ARH Scholars Fall 2019 Winner: Montana Blair
Twice a year, students from across the region are invited to apply for the Appalachian Regional Healthcare (ARH) Scholars program. The ARH Scholars are awarded a $5,000 academic scholarship to pursue a degree in healthcare. Their stories are unique, but a common thread unites every winner: a desire to make a difference to the people of Appalachia through healthcare. The Fall 2019 class of ARH Scholars included ten talented future healthcare providers, like Montana Blair.
Montana Blair is finishing up her last semester at Alice Lloyd College as a biology pre-med student. She has already been accepted to the University of Pikeville College of Osteopathic Medicine, and is starting classes at UPIKE this summer, with the goal of graduating as a Doctor of Osteopathic Medicine in 2024.
Born and raised in Whitesburg, Montana learned the importance of an education from her parents: “Growing up as a coal miner’s daughter, my family and I faced times of financial uncertainty,” Montana says. “I remember my father getting laid-off a number of times throughout my childhood.

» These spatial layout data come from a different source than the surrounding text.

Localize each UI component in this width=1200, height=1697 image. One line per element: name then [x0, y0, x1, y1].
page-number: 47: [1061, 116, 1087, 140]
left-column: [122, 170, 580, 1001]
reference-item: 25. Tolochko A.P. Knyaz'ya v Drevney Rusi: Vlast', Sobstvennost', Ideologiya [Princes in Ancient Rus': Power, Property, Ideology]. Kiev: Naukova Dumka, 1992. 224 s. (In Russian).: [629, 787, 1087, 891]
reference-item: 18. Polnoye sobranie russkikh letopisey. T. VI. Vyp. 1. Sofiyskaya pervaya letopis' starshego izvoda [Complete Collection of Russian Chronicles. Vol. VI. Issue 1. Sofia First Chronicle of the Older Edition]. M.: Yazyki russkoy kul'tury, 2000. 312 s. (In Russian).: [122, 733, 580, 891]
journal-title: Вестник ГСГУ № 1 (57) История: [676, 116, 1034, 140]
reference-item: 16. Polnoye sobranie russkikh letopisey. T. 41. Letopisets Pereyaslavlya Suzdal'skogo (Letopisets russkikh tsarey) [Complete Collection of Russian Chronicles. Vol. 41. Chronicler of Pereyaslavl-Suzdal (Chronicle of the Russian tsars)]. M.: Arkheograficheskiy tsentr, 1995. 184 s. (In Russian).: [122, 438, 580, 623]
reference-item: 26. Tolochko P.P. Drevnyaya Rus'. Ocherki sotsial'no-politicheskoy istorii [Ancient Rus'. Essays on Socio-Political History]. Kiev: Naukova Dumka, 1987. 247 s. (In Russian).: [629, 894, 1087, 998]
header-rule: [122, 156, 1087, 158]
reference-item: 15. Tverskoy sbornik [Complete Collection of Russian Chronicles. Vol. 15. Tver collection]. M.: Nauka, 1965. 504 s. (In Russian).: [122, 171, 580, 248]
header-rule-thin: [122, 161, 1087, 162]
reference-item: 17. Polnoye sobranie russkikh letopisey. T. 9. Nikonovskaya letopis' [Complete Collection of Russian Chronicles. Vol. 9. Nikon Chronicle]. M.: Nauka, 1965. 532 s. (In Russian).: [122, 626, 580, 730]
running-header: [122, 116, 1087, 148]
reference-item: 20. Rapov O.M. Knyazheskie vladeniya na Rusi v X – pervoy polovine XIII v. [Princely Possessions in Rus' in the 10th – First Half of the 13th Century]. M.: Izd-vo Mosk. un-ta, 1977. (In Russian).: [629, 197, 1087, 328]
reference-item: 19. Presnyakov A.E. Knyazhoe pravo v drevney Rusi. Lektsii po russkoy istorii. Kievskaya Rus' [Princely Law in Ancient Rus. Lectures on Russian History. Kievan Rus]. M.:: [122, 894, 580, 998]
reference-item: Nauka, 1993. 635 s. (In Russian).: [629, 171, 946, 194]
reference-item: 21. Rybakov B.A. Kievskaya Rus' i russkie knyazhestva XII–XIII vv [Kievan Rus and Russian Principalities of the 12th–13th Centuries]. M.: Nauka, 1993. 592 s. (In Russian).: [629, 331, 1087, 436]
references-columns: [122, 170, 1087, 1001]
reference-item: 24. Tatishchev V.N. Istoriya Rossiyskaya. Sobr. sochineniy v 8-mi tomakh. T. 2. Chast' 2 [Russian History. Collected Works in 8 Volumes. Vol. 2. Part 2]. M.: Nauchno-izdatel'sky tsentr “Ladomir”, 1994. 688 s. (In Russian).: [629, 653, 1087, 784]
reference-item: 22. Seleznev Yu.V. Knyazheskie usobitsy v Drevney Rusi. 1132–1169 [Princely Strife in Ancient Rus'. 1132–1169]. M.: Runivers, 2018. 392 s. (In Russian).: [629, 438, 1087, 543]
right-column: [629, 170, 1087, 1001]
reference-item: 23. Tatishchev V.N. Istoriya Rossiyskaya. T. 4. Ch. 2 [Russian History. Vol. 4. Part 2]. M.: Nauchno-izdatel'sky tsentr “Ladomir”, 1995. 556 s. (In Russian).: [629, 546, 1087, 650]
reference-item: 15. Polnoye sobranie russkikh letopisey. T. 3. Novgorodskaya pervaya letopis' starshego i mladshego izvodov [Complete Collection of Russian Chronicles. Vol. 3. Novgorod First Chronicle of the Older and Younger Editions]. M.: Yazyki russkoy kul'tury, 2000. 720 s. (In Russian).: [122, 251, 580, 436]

At that time, my mom stayed at home, but in order to provide a more secure future for her family, she went back to school and pursued her degree in nursing.”
“I’ve always admired my mom for taking that step, but it wasn’t until I had my son at 19 that I could really appreciate her decision,” Montana continues. “I can remember my mom staying up late at night studying after my sister and I were asleep. Now, I’ve had many of those long nights with my own son, managing a full-time course load, part-time employment, and motherhood all at once.” Montana credits her mother’s example of hard work and dedication for inspiring her to pursue her own goals with such intensity.

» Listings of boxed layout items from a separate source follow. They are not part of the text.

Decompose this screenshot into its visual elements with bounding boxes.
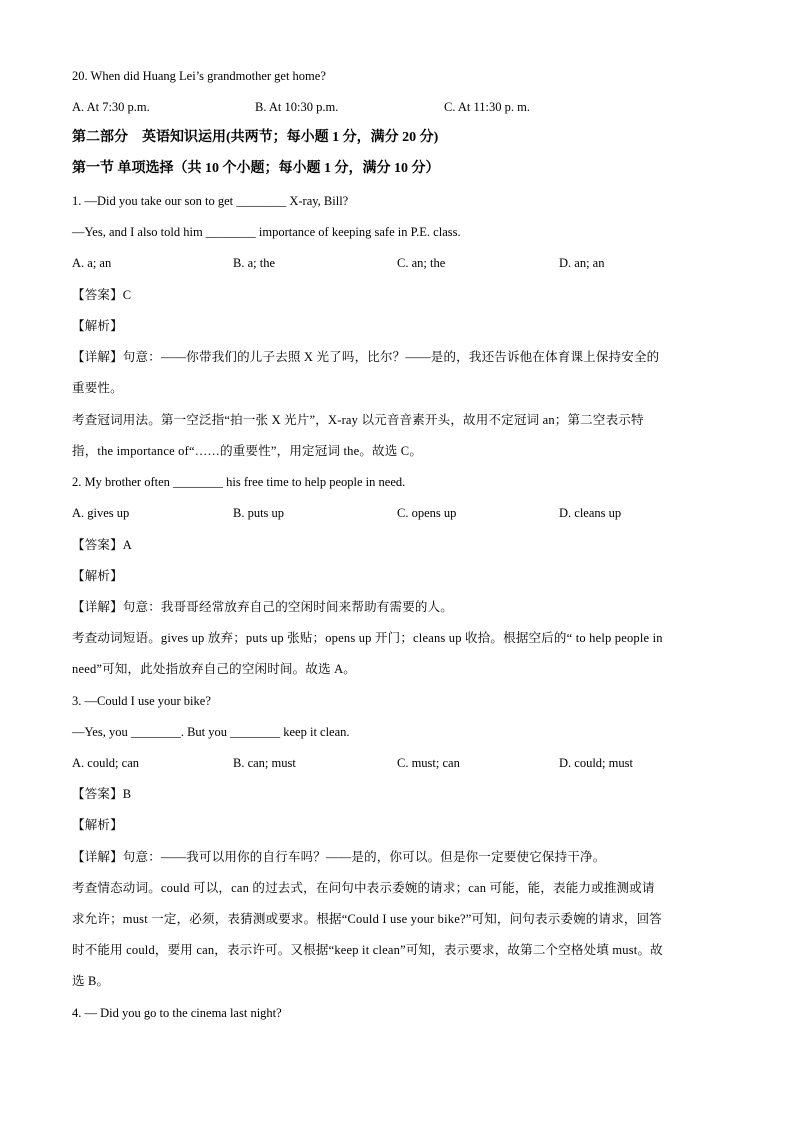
q1-detail-line2: 重要性。 <box>72 381 123 395</box>
q2-option-d: D. cleans up <box>559 506 622 520</box>
q3-detail-line4: 时不能用 could，要用 can，表示许可。又根据“keep it clean”可知，表示要求，故第二个空格处填 must。故 <box>72 943 663 957</box>
q1-detail-line4: 指，the importance of“……的重要性”，用定冠词 the。故选 C。 <box>72 444 423 458</box>
q3-detail-line3: 求允许；must 一定，必须，表猜测或要求。根据“Could I use your bike?”可知，问句表示委婉的请求，回答 <box>72 912 662 926</box>
q3-option-b: B. can; must <box>233 756 296 770</box>
q2-detail-line3: need”可知，此处指放弃自己的空闲时间。故选 A。 <box>72 662 356 676</box>
q2-analysis-label: 【解析】 <box>72 569 123 583</box>
q3-option-c: C. must; can <box>397 756 460 770</box>
q1-option-a: A. a; an <box>72 256 112 270</box>
q20-option-b: B. At 10:30 p.m. <box>255 100 339 114</box>
section1-heading: 第一节 单项选择（共 10 个小题；每小题 1 分，满分 10 分） <box>72 161 440 176</box>
q1-detail-line3: 考查冠词用法。第一空泛指“拍一张 X 光片”，X-ray 以元音音素开头，故用不定冠词 an；第二空表示特 <box>72 413 644 427</box>
q1-stem-line1: 1. —Did you take our son to get ________ X-ray, Bill? <box>72 194 349 208</box>
q2-option-a: A. gives up <box>72 506 130 520</box>
q2-answer: 【答案】A <box>72 538 133 552</box>
q2-detail-line1: 【详解】句意：我哥哥经常放弃自己的空闲时间来帮助有需要的人。 <box>72 600 454 614</box>
q3-analysis-label: 【解析】 <box>72 818 123 832</box>
q20-option-c: C. At 11:30 p. m. <box>444 100 531 114</box>
q3-answer: 【答案】B <box>72 787 132 801</box>
q1-option-b: B. a; the <box>233 256 276 270</box>
q1-option-d: D. an; an <box>559 256 605 270</box>
q1-answer: 【答案】C <box>72 288 132 302</box>
q1-option-c: C. an; the <box>397 256 446 270</box>
q20-stem: 20. When did Huang Lei’s grandmother get home? <box>72 69 326 83</box>
part2-heading: 第二部分 英语知识运用(共两节；每小题 1 分，满分 20 分) <box>72 130 439 145</box>
q2-detail-line2: 考查动词短语。gives up 放弃；puts up 张贴；opens up 开门；cleans up 收拾。根据空后的“ to help people in <box>72 631 663 645</box>
q3-detail-line2: 考查情态动词。could 可以，can 的过去式，在问句中表示委婉的请求；can 可能，能，表能力或推测或请 <box>72 881 655 895</box>
q4-stem: 4. — Did you go to the cinema last night? <box>72 1006 282 1020</box>
q3-option-d: D. could; must <box>559 756 633 770</box>
q20-option-a: A. At 7:30 p.m. <box>72 100 150 114</box>
q2-option-c: C. opens up <box>397 506 457 520</box>
q3-detail-line1: 【详解】句意：——我可以用你的自行车吗？——是的，你可以。但是你一定要使它保持干净。 <box>72 850 606 864</box>
q1-stem-line2: —Yes, and I also told him ________ importance of keeping safe in P.E. class. <box>72 225 461 239</box>
q3-option-a: A. could; can <box>72 756 139 770</box>
q2-option-b: B. puts up <box>233 506 285 520</box>
q1-detail-line1: 【详解】句意：——你带我们的儿子去照 X 光了吗，比尔？——是的，我还告诉他在体育课上保持安全的 <box>72 350 660 364</box>
q3-stem-line2: —Yes, you ________. But you ________ keep it clean. <box>72 725 350 739</box>
q3-stem-line1: 3. —Could I use your bike? <box>72 694 211 708</box>
q1-analysis-label: 【解析】 <box>72 319 123 333</box>
q2-stem: 2. My brother often ________ his free time to help people in need. <box>72 475 406 489</box>
q3-detail-line5: 选 B。 <box>72 974 110 988</box>
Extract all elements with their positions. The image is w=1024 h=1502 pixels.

Having nurses in the family meant that she was always aware of the healthcare industry, but it was when she had knee surgery at age 13 that she really began to think about being a physician. Shortly after that surgery, Montana had the opportunity to attend a summer camp at the Southeast Kentucky Area Health Education Center (AHEC) where, Montana says, her love for medicine really bloomed. She nurtured that burgeoning interest by volunteering in a cuddle care program at a local hospital, where she spent hours comforting babies going through neonatal abstinence syndrome. She also had the opportunity to shadow an orthopedic surgeon, who Montana recalls demonstrating outstanding patient care to a 4th grade patient with an umbilical hernia. “I really admired that doctor’s ability to connect with his patients and their families. I realized that I wanted to have that kind of impact.”
Right now, Montana is hoping to specialize in obstetrics and gynecology. “I feel like women’s health is a field where continuity of care and surgical intervention intersect perfectly. Experiencing motherhood has solidified that desire and given me an outlook that I think will really help my patients.”
Aside from her mother, Montana’s greatest mentor has been Dr. Nathan Wade Baker, an OB-GYN at Whitesburg ARH Hospital. “I’ve shadowed Dr. Baker and spent a lot of time working with him,” she says. “He actually delivered my son. He’s always in my corner, motivating me and reminding me that I can do this, that the path will be hard, but I’m capable and smart, I have what it takes, and I’m persistent. I’m really thankful to have him in my life as my doctor, as my friend, and as my mentor.”
Mentorship is a huge part of Montana’s journey so far, and her ultimate goals, which are two-fold. “After I get my education and training, I really want to bring that knowledge home to the mountains and practice medicine here in my community” Montana says. “But another thing that’s really important to me is mentoring kids from this area, to help them know that they can do the same thing if they want to.”
Montana knows that young people often feel unsure of themselves, especially in rural areas, and she wants to combat that. “Sometimes, coming from a small-town area, we feel like we don’t have the education or the capabilities to go to medical school, or follow our dreams in general,” she says. “Working with AHEC, I want to mentor kids and teach them that they can follow their dreams and go to medical school, even if they are from a small-town area. Growing up in a rural, medically underserved community, my hope is that these kids will be inspired to come back and help their community.”